National 2 minutes, 47 seconds


A NEW Health Workers Code is being drafted by the Maternal Infant and Young Child Nutrition (MIYCN) Taskforce.

The code seeks to only encourage breastfeeding and refuse any inducements from formula milk companies.

Among the regulations outlined in the code is that health workers must refrain from accepting subsidiaries from milk companies and refuse free samples of formula milk or other products such as teats and bottles from manufacturers and distributors.

The code also calls for manufacturers and distributors to only share scientific and factual information to health workers, without implying that bottle-feeding is superior to breastfeeding.

According to one of the secretariats of the taskforce, the drafting of the Health Workers Code is part of the initiatives done by the Ministry of Health (MoH) to adapt the International Code of Breast Milk Substitutes into the country.

However, repercussions of violating the Health Workers Code and the complaint process are still under discussion.

The International Code of Breast Milk Substitutes was set up by the World Health Organisation (WHO) in 1981 to protect and promote breastfeeding through the dissemination of proper information and regulation of the marketing of breast milk substitutes, bottles and teats.  

Hjh Roseyati Dato Paduka Hj Yaakub, said that the Health Workers Code is only a part of the international code, whereby another set of regulations will be set up to regulate the advertising and promotion of breast milk substitute products.

“Targeting companies will be big in the international code as this is what the World Health Organisation (WHO) is asking us to do… The best code in a country which has made it into law is in India, they have the best laws in terms of protecting breastfeeding,” Hjh Roseyati said.

Besides the progress towards adapting the International Code, other initiatives carried out by the MIYCN also include the 20-hour Breastfeeding and Lactation Management Course held monthly at RIPAS and Suri Seri Begawan Hospital, Kuala Belait.

Both hospitals are aiming to be recognised as a ‘Baby-Friendly Hospital’, an initiative launched by the United Nations Children Fund (UNICEF) and the World Health Organisation (WHO) back in 1991.

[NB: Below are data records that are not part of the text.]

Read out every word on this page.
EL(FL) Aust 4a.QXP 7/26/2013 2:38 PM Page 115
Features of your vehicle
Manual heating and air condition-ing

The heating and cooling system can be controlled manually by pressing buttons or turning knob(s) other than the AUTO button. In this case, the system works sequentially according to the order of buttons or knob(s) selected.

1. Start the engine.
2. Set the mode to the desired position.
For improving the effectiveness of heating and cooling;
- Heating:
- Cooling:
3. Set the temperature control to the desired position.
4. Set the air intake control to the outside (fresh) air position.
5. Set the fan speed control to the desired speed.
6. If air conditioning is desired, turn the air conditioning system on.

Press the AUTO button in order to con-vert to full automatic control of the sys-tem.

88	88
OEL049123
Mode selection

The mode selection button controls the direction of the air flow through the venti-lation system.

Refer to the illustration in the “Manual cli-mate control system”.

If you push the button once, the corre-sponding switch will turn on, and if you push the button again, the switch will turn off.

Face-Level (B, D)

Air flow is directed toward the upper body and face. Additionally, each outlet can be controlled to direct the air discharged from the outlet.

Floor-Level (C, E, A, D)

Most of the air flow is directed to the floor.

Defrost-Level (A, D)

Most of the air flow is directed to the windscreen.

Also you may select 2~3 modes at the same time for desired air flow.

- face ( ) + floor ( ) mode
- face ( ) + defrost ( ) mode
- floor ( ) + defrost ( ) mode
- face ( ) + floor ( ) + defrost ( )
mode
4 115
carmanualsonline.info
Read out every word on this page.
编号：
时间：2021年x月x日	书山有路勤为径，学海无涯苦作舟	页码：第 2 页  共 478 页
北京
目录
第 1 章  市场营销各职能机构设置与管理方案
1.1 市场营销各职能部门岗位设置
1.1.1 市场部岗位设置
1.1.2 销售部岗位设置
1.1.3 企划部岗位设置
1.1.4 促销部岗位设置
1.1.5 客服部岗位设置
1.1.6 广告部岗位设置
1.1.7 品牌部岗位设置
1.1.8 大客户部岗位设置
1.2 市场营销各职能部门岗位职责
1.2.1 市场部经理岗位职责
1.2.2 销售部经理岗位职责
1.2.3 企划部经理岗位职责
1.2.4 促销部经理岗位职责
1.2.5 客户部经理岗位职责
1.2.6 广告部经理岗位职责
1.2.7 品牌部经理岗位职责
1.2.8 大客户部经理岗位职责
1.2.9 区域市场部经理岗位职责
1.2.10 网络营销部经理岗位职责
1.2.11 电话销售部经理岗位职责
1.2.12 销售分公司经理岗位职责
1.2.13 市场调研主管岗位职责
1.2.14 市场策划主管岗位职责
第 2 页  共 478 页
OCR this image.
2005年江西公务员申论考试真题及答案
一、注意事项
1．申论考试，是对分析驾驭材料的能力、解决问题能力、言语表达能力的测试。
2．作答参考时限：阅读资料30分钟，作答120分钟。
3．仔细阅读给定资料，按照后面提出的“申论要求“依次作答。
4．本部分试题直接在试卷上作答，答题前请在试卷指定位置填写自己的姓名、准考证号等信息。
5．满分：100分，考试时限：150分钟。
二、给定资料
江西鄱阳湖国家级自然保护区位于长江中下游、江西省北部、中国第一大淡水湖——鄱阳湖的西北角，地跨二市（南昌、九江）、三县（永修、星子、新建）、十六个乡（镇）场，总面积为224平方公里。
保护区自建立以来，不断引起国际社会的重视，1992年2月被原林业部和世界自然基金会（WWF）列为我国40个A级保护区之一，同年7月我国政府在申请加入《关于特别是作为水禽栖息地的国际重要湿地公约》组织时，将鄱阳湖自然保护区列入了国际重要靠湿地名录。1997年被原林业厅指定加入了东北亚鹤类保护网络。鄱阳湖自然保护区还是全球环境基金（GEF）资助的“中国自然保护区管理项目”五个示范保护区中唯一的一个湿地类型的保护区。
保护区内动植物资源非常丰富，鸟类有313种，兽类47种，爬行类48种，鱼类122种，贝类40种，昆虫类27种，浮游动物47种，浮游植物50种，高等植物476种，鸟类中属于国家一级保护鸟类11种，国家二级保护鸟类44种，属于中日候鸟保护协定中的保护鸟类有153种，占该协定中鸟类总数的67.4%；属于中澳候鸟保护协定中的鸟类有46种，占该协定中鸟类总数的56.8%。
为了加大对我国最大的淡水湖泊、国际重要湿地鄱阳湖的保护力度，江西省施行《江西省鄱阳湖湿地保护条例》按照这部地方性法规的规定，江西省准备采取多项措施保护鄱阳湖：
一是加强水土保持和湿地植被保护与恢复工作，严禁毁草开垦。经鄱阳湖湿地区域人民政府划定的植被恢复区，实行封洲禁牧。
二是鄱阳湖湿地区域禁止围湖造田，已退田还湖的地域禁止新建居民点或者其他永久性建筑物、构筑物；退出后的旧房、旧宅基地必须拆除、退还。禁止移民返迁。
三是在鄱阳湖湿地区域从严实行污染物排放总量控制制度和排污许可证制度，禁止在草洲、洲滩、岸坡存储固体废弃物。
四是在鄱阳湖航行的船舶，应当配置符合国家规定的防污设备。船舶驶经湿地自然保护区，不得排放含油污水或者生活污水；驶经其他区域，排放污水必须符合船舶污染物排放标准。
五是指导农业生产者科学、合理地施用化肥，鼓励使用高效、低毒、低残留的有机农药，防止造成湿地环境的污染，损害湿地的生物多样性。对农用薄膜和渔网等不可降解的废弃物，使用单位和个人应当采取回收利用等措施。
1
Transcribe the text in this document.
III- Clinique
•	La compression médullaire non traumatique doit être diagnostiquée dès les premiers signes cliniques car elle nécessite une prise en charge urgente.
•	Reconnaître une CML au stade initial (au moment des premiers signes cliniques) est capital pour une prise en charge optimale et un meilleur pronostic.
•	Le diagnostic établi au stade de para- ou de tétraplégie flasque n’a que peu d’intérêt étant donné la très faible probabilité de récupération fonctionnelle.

Hjh Roseyati said at least 80 per cent of health workers dealing with mothers, infants and young children must undergo the training for the hospital to be considered a ‘Baby-Friendly Hospital’.

To date, over 200 workers from departments such as Obstetrics and Pediatrics at RIPAS Hospital have completed the training.

The training ensures adequate skills and knowledge to aid mothers in exclusive breastfeeding of their children.

Another initiative carried out by the taskforce is assuring that more breastfeeding rooms and facilities are made available in government and private buildings.

Recently, the Ministry of Health (MoH) unveiled a breastfeeding room at its headquarters, which hoped to encourage working mothers to breastfeed their child in a conducive and comfortable environment.

A national survey conducted in 2012, involving over 3000 women from five Mother and Child Health Clinics recorded 32.1 per cent of women breast feeding their child exclusively for a period of six months.

This was a six per cent increase since the last statistic recorded at the 2009 National Survey of Health and Nutrition Status saw only 26.1 per cent of exclusively breast feeding mothers.

However, the nation is still behind as UNICEF has quoted countries in East Asia and the Pacific to have a high average breast feeding rate of 57 per cent.